In my first Advent devotional I talked about how the book of Habakkuk starts with a question: how long? Maybe that’s how your Advent started as well. And maybe it’s not the only question you’re asking this season. As we go on to read the rest of the book, we see a series of questions that Habakkuk fires off. Why was God letting bad things happen? Why was he remaining silent? Why was he tolerating wicked things?
The questions are many and maybe that’s where you find yourself this Advent season too. But as I read through this chapter, I realized that questions don’t always demonstrate a lack of faith; at times, they can be evidence of our confidence in it. Habakkuk was questioning his surrounding circumstances and why God was letting them happen, but he was not questioning God’s character. And because of that distinction, his questions don’t draw him away from God – they draw him closer to God.
When Pierce and I argue, I often ask him later if he still loves me. In asking that, I fully expect him to say ‘absolutely.’ If I actually had any doubt in my mind that he loved me, I probably wouldn’t want to know the answer to that question. But because I trust him and because deep down I know he loves me, I’m not afraid to ask because I am not afraid of his response. I wonder if it was like that for Habakkuk. Habakkuk wasn’t afraid to ask bold, blunt questions because deep down, he knew God still loved him and his toughest questions wouldn’t change that.
This doesn’t give us permission to question everything God does because his ways are indeed higher than our ways. But I think it gives us permission to sit in the wondering and not feel guilty when we do ask God questions about what’s going on around us. It’s possible to ask questions without letting them negatively influence our view of who God is. If we let them, they might even help us to know God’s love for us on a deeper level. As we’ll see in the coming chapters, Habakkuk’s questions led him to “stand in awe of God’s deeds” once more (Habakkuk 3:2).
While questions can start as a symptom of doubt, they can become a catalyst for increased faith. It’s an exercise of our faith to ask a question and then sit and wait for a response, knowing it might not be the one we want. Knowing it might require us to trust more. Asking questions can also be an act of trust because they put you in a vulnerable position. They often reveal the desires of our hearts, expose our doubts and fears, and demonstrate just how little control we have over circumstances.

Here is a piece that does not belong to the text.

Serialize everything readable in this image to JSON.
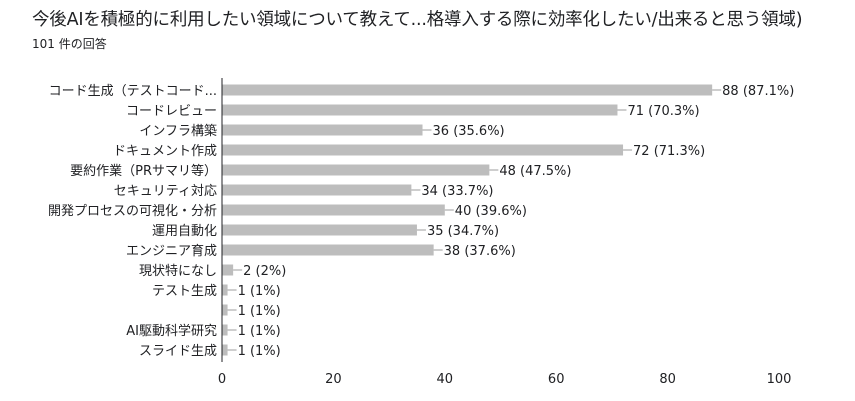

But if we let them, our toughest questions can birth the sweetest reassurance that even if our circumstances don’t make sense, God’s character is still good. That even if God isn’t responding in the way we thought he would, he still loves us deeply and has our best interest at heart. That in and of itself is the best possible answer we could hope for.
So this Advent season, may we be free from the guilt of asking questions. May we practice asking questions from a place of faith and trust, not doubt or manipulation. And, if and likely when God does not respond in the way we think he should, may we trust that he still loves us and he is still good.